Lesson learned? That depends on how you read the episode’s final scene, in which Scully playfully yet pointedly banishes Mulder to their neighboring room. Then, after a few moments’ pause, she saunters up to the door, opens it, and finds her partner waiting for her on the other side with a come-hither stare. Giddy swoon and all, but a question lingers: Is this a retreat to stagnant safety or a genuine step forward? The answer, perhaps, is in a cheeky aural touch after the image smash-cuts to black: The sound of one of Dean Cavalier's samurai swords unsheathing—ready, willing and able to penetrate. Shades of the train-in-the-tunnel punchline from Hitchcock’s North by Northwest (1959), and a brazen suggestion that, if life is indeed one big cosmic joke, we should get our fucks where and when we can.   

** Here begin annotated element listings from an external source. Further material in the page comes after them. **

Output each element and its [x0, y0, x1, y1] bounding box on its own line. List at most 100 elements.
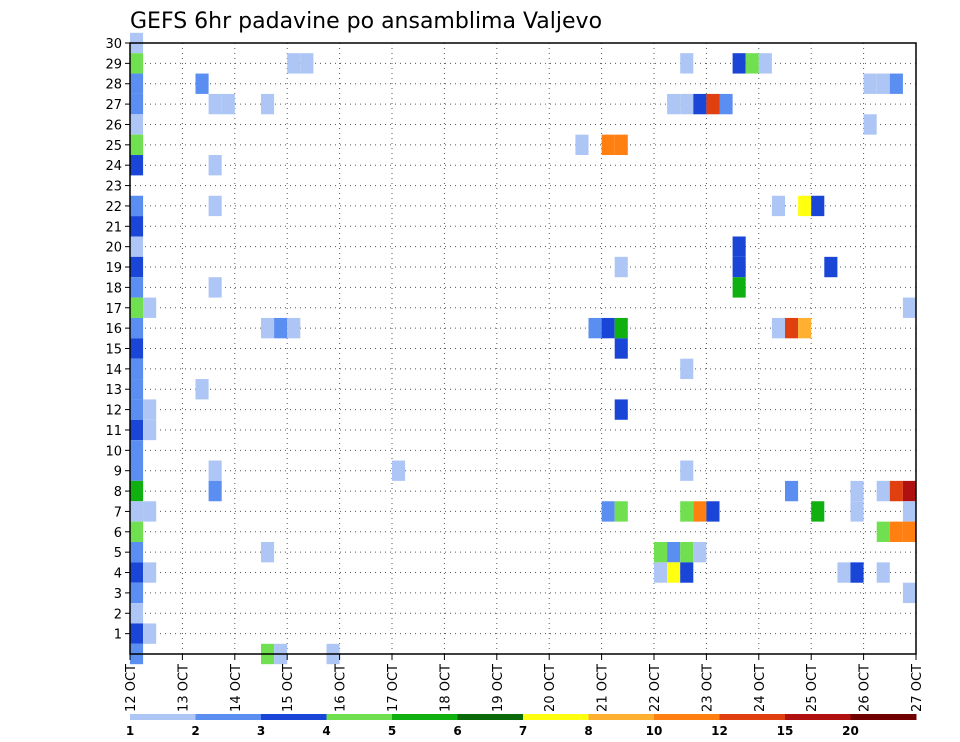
precip-cell: [143, 501, 157, 522]
precip-cell: [680, 53, 694, 74]
y-tick-label: 16: [105, 322, 122, 337]
precip-cell: [208, 155, 222, 176]
precip-cell: [261, 317, 275, 339]
precip-cell: [706, 501, 720, 522]
precip-cell: [130, 277, 144, 298]
colorbar-swatch: [457, 714, 524, 720]
precip-cell: [811, 195, 825, 217]
precip-cell: [130, 73, 144, 94]
precip-cell: [208, 460, 222, 481]
y-tick-label: 23: [105, 180, 122, 195]
x-tick-label: 15 OCT: [281, 664, 296, 712]
y-tick-label: 9: [114, 465, 122, 480]
precip-cell: [614, 399, 628, 420]
precip-cell: [130, 317, 144, 339]
precip-cell: [143, 399, 157, 420]
y-tick-label: 21: [105, 220, 122, 235]
x-tick-label: 17 OCT: [386, 664, 401, 712]
x-tick-label: 26 OCT: [858, 664, 873, 712]
precip-cell: [902, 582, 916, 604]
precip-cell: [902, 480, 916, 502]
y-tick-label: 17: [105, 302, 122, 317]
precip-cell: [130, 155, 144, 176]
colorbar-label: 20: [842, 724, 859, 738]
precip-cell: [902, 297, 916, 318]
precip-cell: [680, 93, 694, 115]
precip-cell: [654, 541, 668, 563]
y-tick-label: 24: [105, 159, 122, 174]
precip-cell: [130, 541, 144, 563]
precip-cell: [130, 338, 144, 359]
y-tick-label: 14: [105, 363, 122, 378]
precip-cell: [667, 93, 681, 115]
precip-cell: [130, 480, 144, 502]
y-tick-label: 27: [105, 98, 122, 113]
x-tick-label: 25 OCT: [805, 664, 820, 712]
precip-cell: [221, 93, 235, 115]
y-axis: 1234567891011121314151617181920212223242…: [105, 37, 130, 643]
precip-cell: [130, 623, 144, 644]
precip-cell: [837, 562, 851, 583]
precip-cell: [208, 480, 222, 502]
y-tick-label: 1: [114, 628, 122, 643]
y-tick-label: 13: [105, 383, 122, 398]
precip-cell: [680, 562, 694, 583]
precip-cell: [771, 317, 785, 339]
colorbar-label: 8: [584, 724, 592, 738]
precip-cell: [130, 440, 144, 461]
y-tick-label: 15: [105, 343, 122, 358]
precip-cell: [392, 460, 406, 481]
precip-cell: [130, 399, 144, 420]
precip-cell: [693, 93, 707, 115]
x-tick-label: 13 OCT: [176, 664, 191, 712]
y-tick-label: 20: [105, 241, 122, 256]
y-tick-label: 6: [114, 526, 122, 541]
precip-cell: [785, 317, 799, 339]
precip-cell: [771, 195, 785, 217]
precip-cell: [719, 93, 733, 115]
precip-cell: [208, 195, 222, 217]
x-tick-label: 20 OCT: [543, 664, 558, 712]
precip-cell: [680, 460, 694, 481]
y-tick-label: 4: [114, 567, 122, 582]
colorbar-label: 10: [646, 724, 663, 738]
precip-cell: [300, 53, 314, 74]
precip-cell: [130, 134, 144, 156]
colorbar-swatch: [785, 714, 851, 720]
precip-cell: [143, 562, 157, 583]
precip-cell: [143, 419, 157, 441]
precip-cell: [130, 419, 144, 441]
precip-cell: [130, 358, 144, 380]
precip-cell: [601, 317, 615, 339]
grid-lines: [130, 43, 916, 654]
colorbar-swatch: [850, 714, 917, 720]
precip-cell: [889, 521, 903, 542]
precip-cell: [195, 379, 209, 400]
x-tick-label: 23 OCT: [700, 664, 715, 712]
precip-cell: [208, 93, 222, 115]
plot-frame: [129, 42, 917, 655]
precip-cell: [130, 53, 144, 74]
precip-cell: [876, 521, 890, 542]
precip-cell: [261, 541, 275, 563]
precip-cell: [130, 216, 144, 237]
precip-cell: [130, 297, 144, 318]
precip-cell: [732, 256, 746, 278]
y-tick-label: 5: [114, 546, 122, 561]
precip-cell: [680, 501, 694, 522]
precip-cell: [758, 53, 772, 74]
colorbar-swatch: [326, 714, 393, 720]
x-tick-label: 18 OCT: [438, 664, 453, 712]
precip-cell: [745, 53, 759, 74]
x-tick-label: 24 OCT: [753, 664, 768, 712]
precip-cell: [680, 358, 694, 380]
precip-cell: [614, 134, 628, 156]
y-tick-label: 2: [114, 607, 122, 622]
colorbar-swatch: [195, 714, 262, 720]
precip-cell: [287, 53, 301, 74]
precip-cell: [130, 236, 144, 257]
precip-cell: [693, 541, 707, 563]
precip-cell: [614, 338, 628, 359]
precip-cell: [863, 73, 877, 94]
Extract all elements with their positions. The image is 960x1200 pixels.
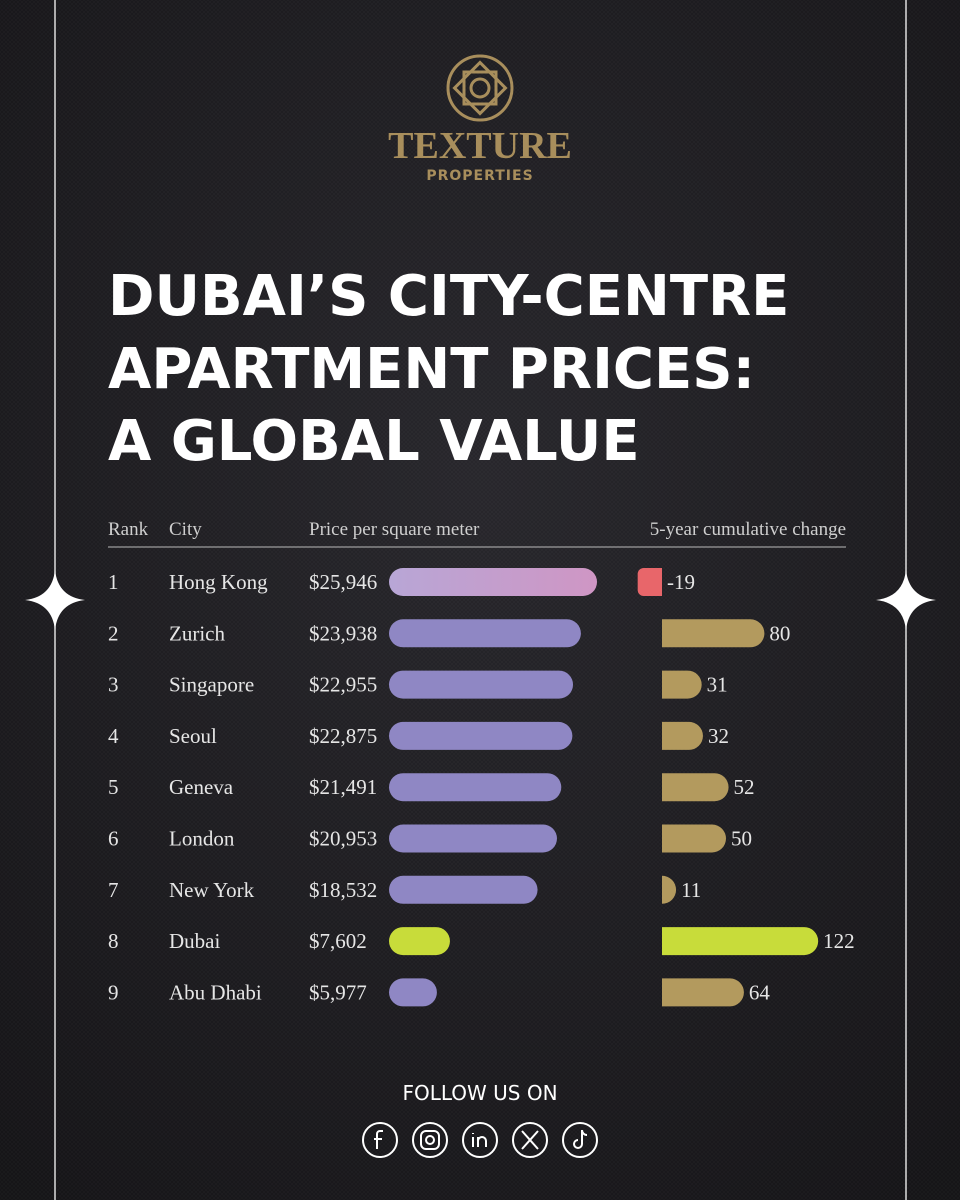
price-bar — [389, 875, 538, 904]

MUSINGS OF A NON-CIGARETTE-SMOKING FAN

• The thrash band in the episode’s teaser is a Vancouver-based ensemble named The Sore Points. They’re covering the song “Unsaid, Undone” by one David Duchovny, off his 2015 album Hell or Highwater. Eagle-eyed viewers might also notice a familiar design on the band’s bass drum: It’s “This Man,” again. Seems we have ourselves another running gag.

• The motel that Mulder and Scully check into (at 11:21—one of the series’ two recurring times, the other being 10:13) is named St. Rachel. In the Old Testament, Rachel is the beloved of Jacob, with whom she bore two sons, Joseph (he of the Amazing Technicolor Dreamcoat) and Benjamin. Saint Rachel's pregnancies were miraculous; she spent many years of her marriage in shame over her own sterility, which she thought was a curse from God. It was ultimately an (unintended) curse from her husband that felled her, and she died while giving birth to Benjamin. I’m going to take this as a piece of poetic resonance and not as doomy foreshadowing because, as we all know, Scully can never die.  

• Twinning: The opening credits tag, “The Truth is Out There,” is doubled, while The Patty Duke Show (with its “identical cousins” who are “two of a kind”) is playing on Judy’s hospital room television.

• Groaner at which I giggled: “No one’s judging you Judy.”